Ultimately, the experience taught Johnson that when it comes to getting the best out of athletes, it’s important to consider the whole person. That’s the philosophy she brings today to her own successful career as a high school basketball coach in Illinois, and it’s how she approached her role last summer at the trials in Indianapolis to select the 2021 USA Basketball Women’s U16 National Team. Johnson was one of just two coaches chosen by USA Basketball to assist its staff on the court, training and mentoring the most talented young athletes from around the country as they vied for a spot on the national team.
“It was an incredible honor,” Johnson said. “To do anything with USA Basketball, that’s the pinnacle.” Rather than focus strictly on the young women’s performances on the court, though, Johnson also worked with them on confidence and attitude. After all, she said, the national team’s selection committee doesn’t just look at how you dribble. “They’re also watching how you interact with your teammates, and with the people back at the hotel,” Johnson said. “Your demeanor is important.”
In her own way, Johnson stood out as much as her players at the trials. “She was all in with them,” said Carol Callan, the former director of the U.S. women’s national team. “Did she help the kids get better? And did they have a good experience? The answers to those two questions are clearly yes.”
Johnson’s holistic coaching style has already served her well at Evanston Township High School, which is not far from where she grew up in Chicago. In just five years as coach there, she has led the girls’ basketball team to more than 100 victories, won four consecutive regional titles, and sent six players to Division I college programs.
As for the players that Johnson coached at the trials, they powered their way to a gold medal at the FIBA U16 Women’s Americas Championship in Mexico, qualifying the United States for the World Cup later this year. If USA Basketball calls again, Johnson will answer, still motivated by the greatest piece of career advice she received from her BC coach, the late women’s basketball legend Cathy Inglese. “Go,” Inglese told her, “wherever you’ll make a difference."
The Boston College men’s hockey team turns 100 this season. To help celebrate its first century—which included five national championships and hundreds of players going on to the National Hockey League and the Olympics—former Eagles such as Mike Mottau and Alex Newhook are sharing video reflections on the team’s social media channels.
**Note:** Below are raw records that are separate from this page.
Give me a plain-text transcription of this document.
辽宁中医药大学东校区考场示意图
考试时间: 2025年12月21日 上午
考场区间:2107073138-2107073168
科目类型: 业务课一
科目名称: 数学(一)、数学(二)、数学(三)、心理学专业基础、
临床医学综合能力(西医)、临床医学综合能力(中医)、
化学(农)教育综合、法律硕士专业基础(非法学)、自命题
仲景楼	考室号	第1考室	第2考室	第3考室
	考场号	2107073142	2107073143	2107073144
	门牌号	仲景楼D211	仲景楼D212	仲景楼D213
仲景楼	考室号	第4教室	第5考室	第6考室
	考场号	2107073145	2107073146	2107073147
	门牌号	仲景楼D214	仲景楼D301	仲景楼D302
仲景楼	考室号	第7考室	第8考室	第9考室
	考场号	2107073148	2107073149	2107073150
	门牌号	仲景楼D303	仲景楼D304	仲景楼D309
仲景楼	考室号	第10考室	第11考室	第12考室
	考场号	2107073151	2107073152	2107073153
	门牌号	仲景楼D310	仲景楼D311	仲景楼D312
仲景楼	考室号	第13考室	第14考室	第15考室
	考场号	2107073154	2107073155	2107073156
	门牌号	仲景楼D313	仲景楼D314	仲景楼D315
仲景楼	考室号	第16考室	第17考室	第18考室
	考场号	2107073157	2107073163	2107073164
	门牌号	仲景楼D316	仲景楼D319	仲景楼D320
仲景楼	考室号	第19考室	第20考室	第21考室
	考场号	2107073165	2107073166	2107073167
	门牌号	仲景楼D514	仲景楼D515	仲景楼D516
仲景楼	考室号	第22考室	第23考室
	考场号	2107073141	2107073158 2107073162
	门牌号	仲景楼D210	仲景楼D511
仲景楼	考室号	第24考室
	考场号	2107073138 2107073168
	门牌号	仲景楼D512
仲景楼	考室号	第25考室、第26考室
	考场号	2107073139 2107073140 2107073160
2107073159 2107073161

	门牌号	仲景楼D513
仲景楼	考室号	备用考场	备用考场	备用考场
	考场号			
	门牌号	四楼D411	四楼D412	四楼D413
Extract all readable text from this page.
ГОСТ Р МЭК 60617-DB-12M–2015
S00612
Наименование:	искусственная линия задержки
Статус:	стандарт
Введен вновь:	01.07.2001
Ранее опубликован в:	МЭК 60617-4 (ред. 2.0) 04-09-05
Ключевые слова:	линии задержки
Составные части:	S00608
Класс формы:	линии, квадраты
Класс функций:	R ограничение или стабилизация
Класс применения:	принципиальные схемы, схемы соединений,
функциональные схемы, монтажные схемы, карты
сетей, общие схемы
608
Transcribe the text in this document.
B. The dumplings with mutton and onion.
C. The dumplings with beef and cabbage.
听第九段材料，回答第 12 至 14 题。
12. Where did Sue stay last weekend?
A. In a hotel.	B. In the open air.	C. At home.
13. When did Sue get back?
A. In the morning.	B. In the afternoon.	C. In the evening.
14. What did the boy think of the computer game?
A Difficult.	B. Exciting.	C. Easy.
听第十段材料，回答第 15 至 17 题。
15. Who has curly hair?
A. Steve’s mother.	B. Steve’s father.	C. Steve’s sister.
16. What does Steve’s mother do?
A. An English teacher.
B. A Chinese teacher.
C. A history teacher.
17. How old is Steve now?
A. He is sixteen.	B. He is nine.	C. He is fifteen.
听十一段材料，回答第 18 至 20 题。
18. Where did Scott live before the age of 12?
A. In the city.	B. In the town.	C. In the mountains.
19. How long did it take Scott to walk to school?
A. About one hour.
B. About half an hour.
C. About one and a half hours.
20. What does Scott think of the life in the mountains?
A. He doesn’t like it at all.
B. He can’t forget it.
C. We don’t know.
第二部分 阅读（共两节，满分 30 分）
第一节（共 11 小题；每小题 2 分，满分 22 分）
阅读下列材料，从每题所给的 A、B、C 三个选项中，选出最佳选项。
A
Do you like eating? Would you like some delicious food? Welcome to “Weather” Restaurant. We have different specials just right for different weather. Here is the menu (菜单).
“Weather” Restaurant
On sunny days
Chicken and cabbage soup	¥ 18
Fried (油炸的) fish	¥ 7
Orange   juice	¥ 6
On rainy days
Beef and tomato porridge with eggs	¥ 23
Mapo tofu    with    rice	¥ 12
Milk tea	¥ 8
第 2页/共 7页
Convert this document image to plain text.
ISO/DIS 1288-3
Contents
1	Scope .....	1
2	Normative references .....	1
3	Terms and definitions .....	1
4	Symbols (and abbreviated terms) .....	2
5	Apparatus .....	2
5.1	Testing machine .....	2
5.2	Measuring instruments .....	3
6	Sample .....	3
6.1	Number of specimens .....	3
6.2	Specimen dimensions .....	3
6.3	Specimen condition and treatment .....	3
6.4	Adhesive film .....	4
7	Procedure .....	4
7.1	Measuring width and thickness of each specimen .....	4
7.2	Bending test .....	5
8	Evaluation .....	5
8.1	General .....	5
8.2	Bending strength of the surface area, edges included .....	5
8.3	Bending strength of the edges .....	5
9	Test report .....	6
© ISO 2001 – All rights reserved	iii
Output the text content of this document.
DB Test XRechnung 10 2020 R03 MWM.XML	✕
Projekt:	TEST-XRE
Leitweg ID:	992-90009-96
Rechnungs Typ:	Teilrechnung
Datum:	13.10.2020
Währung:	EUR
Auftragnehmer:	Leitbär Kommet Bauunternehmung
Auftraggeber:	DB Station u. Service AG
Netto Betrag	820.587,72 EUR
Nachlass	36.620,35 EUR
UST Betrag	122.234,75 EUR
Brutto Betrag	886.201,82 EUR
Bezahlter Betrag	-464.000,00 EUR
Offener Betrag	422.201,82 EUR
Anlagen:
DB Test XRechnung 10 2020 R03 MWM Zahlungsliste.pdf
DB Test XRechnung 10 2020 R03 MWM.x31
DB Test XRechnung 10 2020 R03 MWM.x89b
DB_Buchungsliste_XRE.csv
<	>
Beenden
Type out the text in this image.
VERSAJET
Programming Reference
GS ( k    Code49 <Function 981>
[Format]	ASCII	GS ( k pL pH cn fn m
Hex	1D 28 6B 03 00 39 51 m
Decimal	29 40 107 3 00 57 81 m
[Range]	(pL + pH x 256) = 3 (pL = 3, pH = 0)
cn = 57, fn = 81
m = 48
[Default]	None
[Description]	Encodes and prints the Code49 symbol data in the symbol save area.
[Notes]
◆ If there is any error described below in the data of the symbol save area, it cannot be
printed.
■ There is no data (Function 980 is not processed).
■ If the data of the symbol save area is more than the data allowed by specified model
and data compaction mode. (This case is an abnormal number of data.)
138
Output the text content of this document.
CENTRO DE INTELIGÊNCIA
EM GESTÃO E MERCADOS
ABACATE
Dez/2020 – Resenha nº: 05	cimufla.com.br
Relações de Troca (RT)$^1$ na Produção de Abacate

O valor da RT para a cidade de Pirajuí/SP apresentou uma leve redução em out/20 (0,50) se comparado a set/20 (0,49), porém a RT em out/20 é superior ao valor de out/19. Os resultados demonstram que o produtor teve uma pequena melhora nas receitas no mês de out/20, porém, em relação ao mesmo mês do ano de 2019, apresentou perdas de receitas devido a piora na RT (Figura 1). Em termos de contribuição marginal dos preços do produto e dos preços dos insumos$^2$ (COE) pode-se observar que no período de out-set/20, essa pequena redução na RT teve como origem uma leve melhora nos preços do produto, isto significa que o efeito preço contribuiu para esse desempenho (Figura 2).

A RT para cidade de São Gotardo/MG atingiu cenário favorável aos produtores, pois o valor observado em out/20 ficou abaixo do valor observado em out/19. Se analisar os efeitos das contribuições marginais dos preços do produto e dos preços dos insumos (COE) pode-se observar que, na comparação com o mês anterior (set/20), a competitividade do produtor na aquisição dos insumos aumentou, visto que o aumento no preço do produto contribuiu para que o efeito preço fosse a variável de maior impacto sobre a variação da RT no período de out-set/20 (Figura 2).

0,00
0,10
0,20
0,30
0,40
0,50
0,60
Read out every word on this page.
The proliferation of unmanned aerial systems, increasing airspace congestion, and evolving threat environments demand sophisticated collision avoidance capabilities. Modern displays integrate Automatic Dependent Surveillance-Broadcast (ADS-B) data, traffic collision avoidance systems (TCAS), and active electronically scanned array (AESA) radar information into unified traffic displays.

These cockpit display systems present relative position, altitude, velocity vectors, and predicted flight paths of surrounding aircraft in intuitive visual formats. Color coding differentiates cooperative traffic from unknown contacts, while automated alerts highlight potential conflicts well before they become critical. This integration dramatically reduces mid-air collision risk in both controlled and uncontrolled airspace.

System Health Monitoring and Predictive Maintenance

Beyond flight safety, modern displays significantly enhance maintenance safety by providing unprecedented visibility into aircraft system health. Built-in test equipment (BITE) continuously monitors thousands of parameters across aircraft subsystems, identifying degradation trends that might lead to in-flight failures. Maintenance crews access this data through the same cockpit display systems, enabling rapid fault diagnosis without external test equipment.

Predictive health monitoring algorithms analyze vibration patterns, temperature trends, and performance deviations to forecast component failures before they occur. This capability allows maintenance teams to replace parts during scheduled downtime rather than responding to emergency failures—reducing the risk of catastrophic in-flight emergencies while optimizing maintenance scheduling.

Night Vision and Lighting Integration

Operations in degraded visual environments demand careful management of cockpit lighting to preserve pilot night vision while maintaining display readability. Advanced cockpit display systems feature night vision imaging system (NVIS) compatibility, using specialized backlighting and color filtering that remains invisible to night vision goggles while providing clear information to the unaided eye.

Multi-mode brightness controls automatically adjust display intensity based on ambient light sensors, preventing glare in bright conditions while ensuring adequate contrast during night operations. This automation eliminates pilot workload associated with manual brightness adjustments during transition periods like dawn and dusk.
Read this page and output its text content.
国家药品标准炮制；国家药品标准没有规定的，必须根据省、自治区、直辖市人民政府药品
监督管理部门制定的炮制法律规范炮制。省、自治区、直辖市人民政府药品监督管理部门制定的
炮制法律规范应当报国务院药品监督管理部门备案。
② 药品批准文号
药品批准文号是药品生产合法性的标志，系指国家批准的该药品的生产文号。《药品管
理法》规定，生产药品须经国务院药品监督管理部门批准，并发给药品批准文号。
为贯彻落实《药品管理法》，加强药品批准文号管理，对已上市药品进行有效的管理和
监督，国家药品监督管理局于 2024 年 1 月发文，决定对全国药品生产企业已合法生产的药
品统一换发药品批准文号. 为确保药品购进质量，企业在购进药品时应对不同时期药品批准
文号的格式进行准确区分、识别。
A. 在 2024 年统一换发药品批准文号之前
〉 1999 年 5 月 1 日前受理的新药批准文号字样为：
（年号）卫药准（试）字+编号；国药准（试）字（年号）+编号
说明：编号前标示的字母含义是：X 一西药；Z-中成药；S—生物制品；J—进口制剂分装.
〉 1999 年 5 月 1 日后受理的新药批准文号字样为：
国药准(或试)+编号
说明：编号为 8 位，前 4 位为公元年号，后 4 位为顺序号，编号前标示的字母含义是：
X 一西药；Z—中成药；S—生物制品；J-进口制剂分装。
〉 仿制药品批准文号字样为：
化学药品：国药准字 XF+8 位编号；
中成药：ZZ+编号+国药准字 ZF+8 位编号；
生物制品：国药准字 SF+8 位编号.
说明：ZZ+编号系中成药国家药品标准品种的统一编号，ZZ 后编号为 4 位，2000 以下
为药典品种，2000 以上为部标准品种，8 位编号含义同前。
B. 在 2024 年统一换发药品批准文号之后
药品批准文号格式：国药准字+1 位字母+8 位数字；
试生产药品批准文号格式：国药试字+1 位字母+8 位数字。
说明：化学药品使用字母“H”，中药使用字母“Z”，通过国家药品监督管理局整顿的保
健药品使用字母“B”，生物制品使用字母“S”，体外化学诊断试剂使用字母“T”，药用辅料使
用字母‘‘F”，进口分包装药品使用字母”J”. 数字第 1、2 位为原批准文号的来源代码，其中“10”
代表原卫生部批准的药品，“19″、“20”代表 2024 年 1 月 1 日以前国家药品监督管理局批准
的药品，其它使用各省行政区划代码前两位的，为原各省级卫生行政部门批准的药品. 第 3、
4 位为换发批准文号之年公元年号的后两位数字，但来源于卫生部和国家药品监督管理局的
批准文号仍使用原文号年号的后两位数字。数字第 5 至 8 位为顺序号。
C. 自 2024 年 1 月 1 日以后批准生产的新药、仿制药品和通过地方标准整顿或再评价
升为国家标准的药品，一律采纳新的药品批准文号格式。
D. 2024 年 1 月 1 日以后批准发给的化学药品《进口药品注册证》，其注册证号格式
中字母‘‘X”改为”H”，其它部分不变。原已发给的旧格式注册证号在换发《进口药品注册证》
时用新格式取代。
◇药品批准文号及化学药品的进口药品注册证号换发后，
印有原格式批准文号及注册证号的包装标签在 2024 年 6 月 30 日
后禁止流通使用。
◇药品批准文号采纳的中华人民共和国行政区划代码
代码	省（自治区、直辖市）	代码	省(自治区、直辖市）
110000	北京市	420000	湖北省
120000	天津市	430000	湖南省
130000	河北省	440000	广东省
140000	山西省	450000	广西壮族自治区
And in related news: Jerry York is marking his 50th season as a Division I head coach and his 28th at BC.
The BC women’s lacrosse team welcomed two new members: twin 8-year-old sisters Lucy and Sophie Stiles. The girls became Eagles through Team IMPACT, a nonprofit that combats the isolation experienced by children with illnesses by matching them with college athletes. “We are so excited for the impact they will have on this team throughout the year and years to come,” said midfielder Annabelle Hasselbeck ’24.
Boston College women’s basketball forward Taylor Soule ’22 scored her 1,000th career point in a season-opening win against Harvard University in early November. “It’s a great milestone for any athlete,” said Soule, who was named First Team All-ACC last year. “If I had the stats on how many of those baskets were assisted, it’s probably 90 percent of them. So I couldn’t have done it without my teammates.”